I consiglieri comunali di Vibo Unica chiariscono la propria posizione, rispetto alle polemiche dei giorni scorsi in seguito alla presentazione dell’odg sul canile di Vibo Valentia
"Interveniamo, in merito alle recenti polemiche che hanno interessato l’assessorato alle politiche sociali in seguito alla presentazione dell’ordine del giorno volto a stimolare gli enti preposti alla risoluzione delle note problematiche che hanno ad oggetto il canile di Vibo Valentia". Con queste parole i consiglieri comunali di Vibo Unica (Claudia Gioia, Samantha Mercadante, Alfredo Lo Bianco, Angelo Palamara) ribadiscono alcune questioni, rispetto al problema, che definiscono "sostanziali".

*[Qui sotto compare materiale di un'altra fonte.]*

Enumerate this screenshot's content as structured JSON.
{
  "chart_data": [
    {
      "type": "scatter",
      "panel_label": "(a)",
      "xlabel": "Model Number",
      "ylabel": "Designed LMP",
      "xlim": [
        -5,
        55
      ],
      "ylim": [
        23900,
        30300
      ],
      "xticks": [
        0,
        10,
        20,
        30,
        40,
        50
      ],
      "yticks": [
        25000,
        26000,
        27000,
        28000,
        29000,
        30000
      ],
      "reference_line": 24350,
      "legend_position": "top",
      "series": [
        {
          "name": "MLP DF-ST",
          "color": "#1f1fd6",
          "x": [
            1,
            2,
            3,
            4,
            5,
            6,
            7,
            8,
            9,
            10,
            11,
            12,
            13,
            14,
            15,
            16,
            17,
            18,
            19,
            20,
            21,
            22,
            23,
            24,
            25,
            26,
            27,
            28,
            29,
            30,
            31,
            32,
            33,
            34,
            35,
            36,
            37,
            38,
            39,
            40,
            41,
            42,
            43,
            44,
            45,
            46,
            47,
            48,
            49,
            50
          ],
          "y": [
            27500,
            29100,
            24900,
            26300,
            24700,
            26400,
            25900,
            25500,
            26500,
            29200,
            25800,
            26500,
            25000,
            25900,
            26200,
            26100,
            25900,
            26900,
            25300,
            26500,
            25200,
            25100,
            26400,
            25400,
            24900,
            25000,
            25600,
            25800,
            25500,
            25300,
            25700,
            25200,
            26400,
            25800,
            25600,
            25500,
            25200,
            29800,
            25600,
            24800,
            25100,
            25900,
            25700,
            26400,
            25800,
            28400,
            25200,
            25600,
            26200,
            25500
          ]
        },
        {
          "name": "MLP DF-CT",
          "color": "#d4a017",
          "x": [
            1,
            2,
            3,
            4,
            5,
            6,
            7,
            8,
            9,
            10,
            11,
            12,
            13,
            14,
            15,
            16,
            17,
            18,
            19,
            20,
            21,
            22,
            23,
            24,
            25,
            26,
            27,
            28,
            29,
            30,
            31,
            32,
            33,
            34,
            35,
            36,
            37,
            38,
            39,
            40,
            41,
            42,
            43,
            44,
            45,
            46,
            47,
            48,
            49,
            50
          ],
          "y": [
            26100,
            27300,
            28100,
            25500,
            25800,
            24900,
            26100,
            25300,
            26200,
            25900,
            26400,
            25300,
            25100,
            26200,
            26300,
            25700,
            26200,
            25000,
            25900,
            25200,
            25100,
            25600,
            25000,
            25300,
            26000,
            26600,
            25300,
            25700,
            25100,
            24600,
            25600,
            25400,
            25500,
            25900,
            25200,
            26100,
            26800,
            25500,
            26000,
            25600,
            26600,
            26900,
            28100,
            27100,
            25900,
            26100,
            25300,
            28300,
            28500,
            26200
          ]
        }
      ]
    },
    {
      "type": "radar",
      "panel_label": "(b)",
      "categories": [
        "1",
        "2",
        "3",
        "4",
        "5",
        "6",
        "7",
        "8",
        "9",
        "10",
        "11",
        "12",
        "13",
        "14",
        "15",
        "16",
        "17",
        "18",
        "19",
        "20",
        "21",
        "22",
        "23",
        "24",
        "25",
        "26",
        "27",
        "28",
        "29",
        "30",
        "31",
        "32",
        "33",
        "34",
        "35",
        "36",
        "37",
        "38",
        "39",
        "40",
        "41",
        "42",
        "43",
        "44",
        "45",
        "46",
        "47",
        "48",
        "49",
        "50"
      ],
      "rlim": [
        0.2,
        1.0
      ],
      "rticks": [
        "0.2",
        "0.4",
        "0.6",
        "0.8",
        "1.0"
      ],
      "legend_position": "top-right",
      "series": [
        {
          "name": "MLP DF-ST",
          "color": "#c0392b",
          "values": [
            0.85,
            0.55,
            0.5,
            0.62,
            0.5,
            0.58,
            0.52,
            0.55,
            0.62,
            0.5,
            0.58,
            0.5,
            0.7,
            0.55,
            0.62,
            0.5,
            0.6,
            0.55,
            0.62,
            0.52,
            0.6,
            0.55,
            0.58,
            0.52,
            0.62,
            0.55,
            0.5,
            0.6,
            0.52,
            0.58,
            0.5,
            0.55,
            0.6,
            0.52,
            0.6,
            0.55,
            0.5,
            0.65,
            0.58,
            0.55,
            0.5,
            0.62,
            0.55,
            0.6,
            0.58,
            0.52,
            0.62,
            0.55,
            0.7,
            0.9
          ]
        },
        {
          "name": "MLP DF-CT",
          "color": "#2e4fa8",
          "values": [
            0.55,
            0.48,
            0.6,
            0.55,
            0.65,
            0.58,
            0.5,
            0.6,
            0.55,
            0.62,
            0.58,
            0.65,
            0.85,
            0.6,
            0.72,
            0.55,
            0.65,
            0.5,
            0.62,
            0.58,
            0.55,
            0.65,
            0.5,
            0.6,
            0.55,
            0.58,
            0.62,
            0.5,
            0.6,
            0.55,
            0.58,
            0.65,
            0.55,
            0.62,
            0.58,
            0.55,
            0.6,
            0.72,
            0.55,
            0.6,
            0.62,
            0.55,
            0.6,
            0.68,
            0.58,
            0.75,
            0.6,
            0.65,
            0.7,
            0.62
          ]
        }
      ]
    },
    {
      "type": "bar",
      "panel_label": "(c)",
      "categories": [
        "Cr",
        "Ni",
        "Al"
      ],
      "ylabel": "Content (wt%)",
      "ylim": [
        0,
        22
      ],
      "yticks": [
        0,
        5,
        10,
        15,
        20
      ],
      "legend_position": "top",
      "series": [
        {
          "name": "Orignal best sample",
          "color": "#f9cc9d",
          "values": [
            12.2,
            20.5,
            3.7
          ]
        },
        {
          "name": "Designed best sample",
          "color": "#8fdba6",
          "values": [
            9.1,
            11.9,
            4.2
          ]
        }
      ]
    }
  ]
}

I "punti". "Ogni consigliere comunale - dicono - ha il diritto/dovere a presentare ordini del giorno che si pongano come obiettivo la discussione generale su problematiche di rilevante interesse collettivo e ciò a prescindere dalla posizione in giunta di ciascun assessore; né tantomeno, l’iniziativa particolare, dispiegata dal consigliere, può considerarsi un atto di sfiducia nei confronti dell’assessore che, per mera coincidenza, si trova a gestire una delega coerente con la tematica oggetto di discussione. Ed infatti, laddove si condividesse l’idea, secondo la quale ogni iniziativa di consiglio comunale sia preventivamente da evitare, salvo la compromissione della posizione di un assessore in giunta, si svuoterebbe il consiglio comunale delle sue prerogative e si renderebbe ostaggio ogni suo componente". "Nella fattispecie - continuano -, dunque, l’ordine del giorno presentato dal consigliere Samantha Mercadante (ben diverso dall’interrogazione), ha avuto il solo obiettivo di introdurre per le vie istituzionale il problema del canile, affinché, attraverso le determinazioni del consiglio, si potesse rendere più trasparente l’azione di governo, senza che ciò abbia potuto significare una sfiducia nei confronti dell’assessore Scrugli a cui va tutto il sostegno politico ed amministrativo per il meritorio lavoro che caratterizza il suo mandato. Siamo dell'idea, dunque, che - chiosano - ogni discussione che interessa la città, debba essere affrontata pubblicamente e non al coperto di una stanza, considerando coloro che optano per la seconda soluzione come soggetti che tradiscono il mandato elettorale".